Mais son plus grand fait d’armes est indéniablement d’avoir convaincu Claude Mongrain de couvrir l’équipe de football des Alouettes de Montréal pour le compte du Nouvelliste. «J’avais obtenu une entrevue exclusive avec un joueur des Alouettes. J’avais dit à M. Mongrain: je vais faire le reportage mais il faut que vous me fassiez accréditer pour que je couvre les Alouettes. Alors, c’était un peu exceptionnel parce qu’il n’y a personne historiquement au Nouvelliste qui avait couvert les Alouettes. Moi je couvrais les matchs locaux. C’était bien le fun», raconte celui qui avait déjà de grands pouvoirs de persuasion.

Un fait cocasse qui le fait encore bien rire aujourd’hui est cette fois où il avait été assigné à couvrir une école d’alpinisme située à Saint-Roch-de Mékinac. «Quand je suis arrivé, j’étais avec le photographe Normand Rheault. En arrivant, ils nous ont dit: «vous ne pouvez pas couvrir l’école si vous ne savez pas de quoi vous parlez!» J’ai dit d’accord, je vais le faire! Mais ils ont dit: «pas juste toi, le photographe aussi!» Le pauvre Normand, qui avait un excès de poids... je l’ai fait souffrir beaucoup, mais on l’a fait. Ç’a avait donné un gros reportage.»

Encore aujourd’hui près de 50 ans plus tard, son attachement pour Le Nouvelliste ne s’est pas affadi.

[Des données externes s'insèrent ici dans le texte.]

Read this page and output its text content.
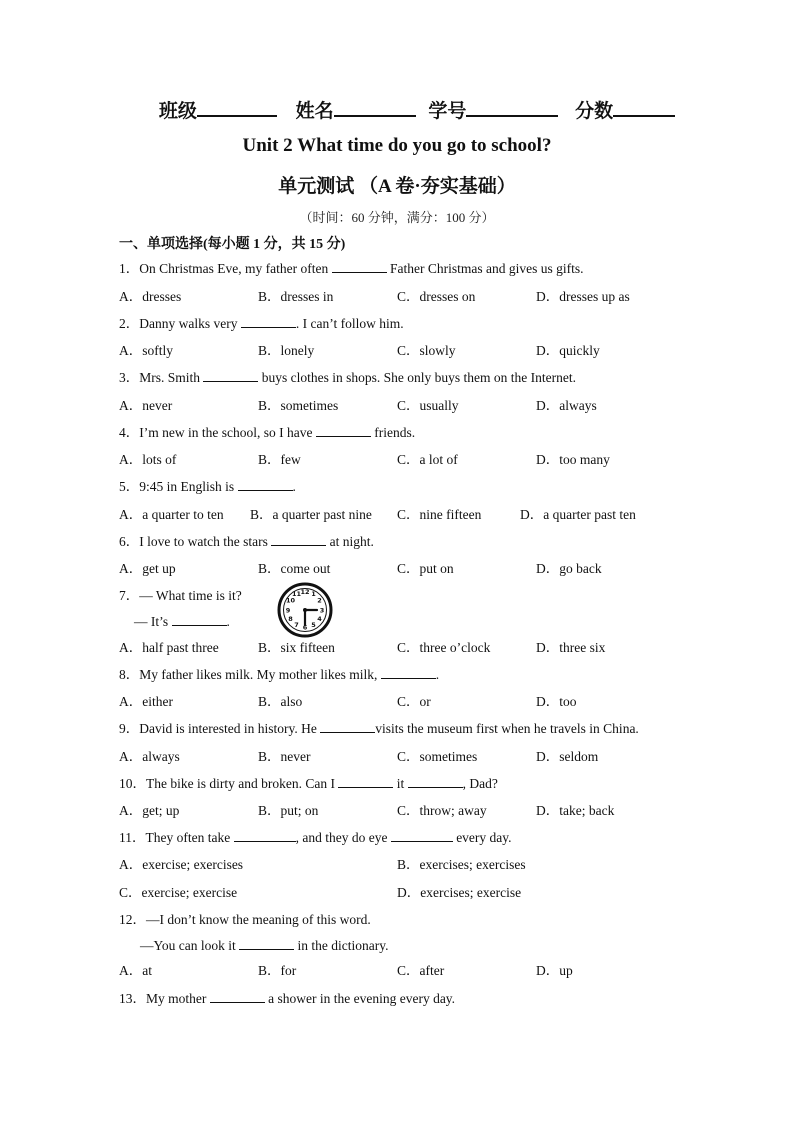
班级	姓名	学号	分数
Unit 2 What time do you go to school?
单元测试 （A 卷·夯实基础）
（时间：60 分钟，满分：100 分）
一、单项选择(每小题 1 分，共 15 分)
1．On Christmas Eve, my father often	Father Christmas and gives us gifts.
A．dresses	B．dresses in	C．dresses on	D．dresses up as
2．Danny walks very	. I can’t follow him.
A．softly	B．lonely	C．slowly	D．quickly
3．Mrs. Smith	buys clothes in shops. She only buys them on the Internet.
A．never	B．sometimes	C．usually	D．always
4．I’m new in the school, so I have	friends.
A．lots of	B．few	C．a lot of	D．too many
5．9:45 in English is	.
A．a quarter to ten B．a quarter past nine C．nine fifteen	D．a quarter past ten
6．I love to watch the stars	at night.
A．get up	B．come out	C．put on	D．go back
7．— What time is it?
— It’s	.
12 1
2
3
4
5
6
7
8
9
10
11
A．half past three	B．six fifteen	C．three o’clock	D．three six
8．My father likes milk. My mother likes milk,	.
A．either	B．also	C．or	D．too
9．David is interested in history. He	visits the museum first when he travels in China.
A．always	B．never	C．sometimes	D．seldom
10．The bike is dirty and broken. Can I	it	, Dad?
A．get; up	B．put; on	C．throw; away	D．take; back
11．They often take	, and they do eye	every day.
A．exercise; exercises	B．exercises; exercises
C．exercise; exercise	D．exercises; exercise
12．—I don’t know the meaning of this word.
—You can look it	in the dictionary.
A．at	B．for	C．after	D．up
13．My mother	a shower in the evening every day.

«Dans le reste du Québec et même du Canada, les gens ne réalisent pas l’importance du Nouvelliste. J’expliquais ça à des collègues récemment. Si ma photo passe dans La Presse, Le Journal de Montréal ou même dans Le Soleil demain matin, peu de gens vont m’interpeller pour me dire qu’ils l’ont vue. Mais si votre photo passe dans Le Nouvelliste à Trois-Rivières, tout le monde va avoir vu votre photo. Les gens ne réalisent pas qu’il n’y a aucun autre quotidien au Canada qui a un taux de pénétration aussi important que Le Nouvelliste. À Trois-Rivières et en Mauricie, tout le monde lit Le Nouvelliste. L’impact est incomparable. Je le vois quand je vais en Mauricie ou quand on y va le Cirque l’été. L’importance du Nouvelliste est démesurée par rapport à n’importe quel autre média écrit. Ça me fascine toujours!»

«Je suis toujours très très fier d’avoir commencé au Nouvelliste», conclut le PDG du Cirque du Soleil.